What’s wrong with good old-fashioned American individualism? This question has been simmering for a long time—at least since the end of the Cold War, when conservatives had to decide whether they were allowed to fully celebrate a victory over the dead body of socialism, or whether we needed to beat our own breasts with mea culpas for our own virulent individualism.
We learned from such converts from Marxism as Alasdair MacIntyre and Elizabeth Fox and Eugene Genovese that, while Marxism was not the solution, the Marxist critique of liberal individualism was so radically true that I guess we could say we are all communitarians now. Alexander Solzhenitsyn’s writings about the Gulag were not as widely circulated as his Harvard Address, which served up a pretty even-handed critique of Russian communism and the soulless individualism of the West.

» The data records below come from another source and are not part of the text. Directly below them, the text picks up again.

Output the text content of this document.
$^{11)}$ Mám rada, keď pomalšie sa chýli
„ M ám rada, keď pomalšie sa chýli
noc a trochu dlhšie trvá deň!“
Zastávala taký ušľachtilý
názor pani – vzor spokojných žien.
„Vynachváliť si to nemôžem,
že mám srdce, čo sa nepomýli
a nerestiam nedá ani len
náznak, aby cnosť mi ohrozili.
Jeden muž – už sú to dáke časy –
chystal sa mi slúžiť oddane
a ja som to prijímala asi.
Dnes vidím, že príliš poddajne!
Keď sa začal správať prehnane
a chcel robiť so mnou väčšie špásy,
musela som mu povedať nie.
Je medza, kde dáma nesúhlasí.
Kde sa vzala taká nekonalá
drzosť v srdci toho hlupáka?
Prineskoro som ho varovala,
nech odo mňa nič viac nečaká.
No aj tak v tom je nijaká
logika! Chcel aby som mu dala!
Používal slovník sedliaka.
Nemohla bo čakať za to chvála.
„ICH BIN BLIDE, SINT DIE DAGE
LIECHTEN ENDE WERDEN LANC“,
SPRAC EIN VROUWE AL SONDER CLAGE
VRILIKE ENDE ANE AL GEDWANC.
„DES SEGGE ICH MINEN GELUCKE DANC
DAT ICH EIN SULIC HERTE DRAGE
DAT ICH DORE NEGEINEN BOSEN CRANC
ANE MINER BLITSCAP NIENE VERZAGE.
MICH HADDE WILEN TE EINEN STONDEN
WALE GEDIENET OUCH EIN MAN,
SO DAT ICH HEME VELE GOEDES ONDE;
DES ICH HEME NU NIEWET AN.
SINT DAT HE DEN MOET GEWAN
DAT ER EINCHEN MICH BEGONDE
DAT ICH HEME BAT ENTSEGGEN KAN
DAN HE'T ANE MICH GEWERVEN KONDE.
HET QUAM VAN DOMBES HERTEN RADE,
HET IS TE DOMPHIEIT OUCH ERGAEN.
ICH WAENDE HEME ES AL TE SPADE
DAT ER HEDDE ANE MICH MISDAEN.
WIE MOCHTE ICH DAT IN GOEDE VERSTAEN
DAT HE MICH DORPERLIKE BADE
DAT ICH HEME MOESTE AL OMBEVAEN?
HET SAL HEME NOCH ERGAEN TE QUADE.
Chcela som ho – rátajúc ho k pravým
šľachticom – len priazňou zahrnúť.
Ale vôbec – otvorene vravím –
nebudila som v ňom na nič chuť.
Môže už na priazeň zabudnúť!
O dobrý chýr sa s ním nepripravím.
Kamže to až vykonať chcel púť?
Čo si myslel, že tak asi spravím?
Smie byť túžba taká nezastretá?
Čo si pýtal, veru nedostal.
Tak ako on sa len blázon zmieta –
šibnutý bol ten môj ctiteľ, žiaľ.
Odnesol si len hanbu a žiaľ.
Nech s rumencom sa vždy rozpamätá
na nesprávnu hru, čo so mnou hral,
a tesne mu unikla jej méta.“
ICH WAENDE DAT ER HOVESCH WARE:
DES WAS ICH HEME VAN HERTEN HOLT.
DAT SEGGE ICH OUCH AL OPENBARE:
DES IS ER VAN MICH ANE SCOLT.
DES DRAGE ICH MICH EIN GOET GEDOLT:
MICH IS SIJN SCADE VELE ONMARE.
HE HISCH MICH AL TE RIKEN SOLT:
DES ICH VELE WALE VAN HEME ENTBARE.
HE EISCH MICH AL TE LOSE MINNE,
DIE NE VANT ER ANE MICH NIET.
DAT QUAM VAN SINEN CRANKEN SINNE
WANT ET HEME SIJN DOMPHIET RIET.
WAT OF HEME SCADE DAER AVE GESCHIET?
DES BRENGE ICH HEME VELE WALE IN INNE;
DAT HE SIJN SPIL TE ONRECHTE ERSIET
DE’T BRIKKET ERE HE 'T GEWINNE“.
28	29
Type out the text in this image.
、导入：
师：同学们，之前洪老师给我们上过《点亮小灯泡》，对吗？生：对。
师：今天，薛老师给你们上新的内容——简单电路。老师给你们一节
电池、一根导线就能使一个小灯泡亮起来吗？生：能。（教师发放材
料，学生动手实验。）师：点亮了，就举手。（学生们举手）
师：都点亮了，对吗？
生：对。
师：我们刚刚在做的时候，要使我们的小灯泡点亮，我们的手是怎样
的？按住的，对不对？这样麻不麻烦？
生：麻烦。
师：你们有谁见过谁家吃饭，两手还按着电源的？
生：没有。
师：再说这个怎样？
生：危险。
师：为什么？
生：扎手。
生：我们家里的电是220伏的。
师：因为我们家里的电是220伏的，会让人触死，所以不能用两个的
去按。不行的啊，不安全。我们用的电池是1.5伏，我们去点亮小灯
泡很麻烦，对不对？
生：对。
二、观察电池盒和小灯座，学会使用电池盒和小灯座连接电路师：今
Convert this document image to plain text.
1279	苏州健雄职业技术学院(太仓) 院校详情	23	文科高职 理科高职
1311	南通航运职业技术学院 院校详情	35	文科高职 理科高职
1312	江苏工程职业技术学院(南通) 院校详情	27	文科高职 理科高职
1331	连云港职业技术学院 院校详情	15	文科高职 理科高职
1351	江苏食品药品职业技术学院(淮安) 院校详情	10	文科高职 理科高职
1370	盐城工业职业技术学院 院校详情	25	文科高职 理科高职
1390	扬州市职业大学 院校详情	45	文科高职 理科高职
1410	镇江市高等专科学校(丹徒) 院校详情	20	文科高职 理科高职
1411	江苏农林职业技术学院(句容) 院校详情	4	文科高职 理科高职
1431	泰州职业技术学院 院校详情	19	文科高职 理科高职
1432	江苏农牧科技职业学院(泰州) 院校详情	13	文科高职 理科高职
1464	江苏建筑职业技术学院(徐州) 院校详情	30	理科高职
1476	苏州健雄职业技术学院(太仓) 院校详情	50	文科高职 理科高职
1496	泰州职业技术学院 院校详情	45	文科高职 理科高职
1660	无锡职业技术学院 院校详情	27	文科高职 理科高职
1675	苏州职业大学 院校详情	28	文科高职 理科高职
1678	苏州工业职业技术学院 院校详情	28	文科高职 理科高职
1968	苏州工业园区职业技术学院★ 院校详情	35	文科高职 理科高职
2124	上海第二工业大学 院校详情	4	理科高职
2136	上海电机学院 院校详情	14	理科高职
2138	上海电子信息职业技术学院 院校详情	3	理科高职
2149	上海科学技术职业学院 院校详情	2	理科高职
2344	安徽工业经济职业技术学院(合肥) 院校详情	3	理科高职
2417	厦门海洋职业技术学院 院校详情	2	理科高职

Before the end of the Cold War, the term “individualism” was not thrown around so frequently as a term of abuse, even by Christian conservatives, because of the more evident, ghastly effects of socialism—both the National Socialism of Germany and the international socialism of the USSR and its allies. Yes, there was some effort to distinguish conservatives from Ayn Randian individualists, or to tame “individualism” to Christian purposes by the use of the term “personalism.” But the Marxist critique of bourgeois individualism stuck like clay: it was hard to divest the notion of the individual of the filthy connotations of materialism, consumerism, and selfishness. Still, conservatives did not publicly attack the belief in the value of the individual human person, invested with God-given dignity and rights.
In the twenty-first century, that has changed.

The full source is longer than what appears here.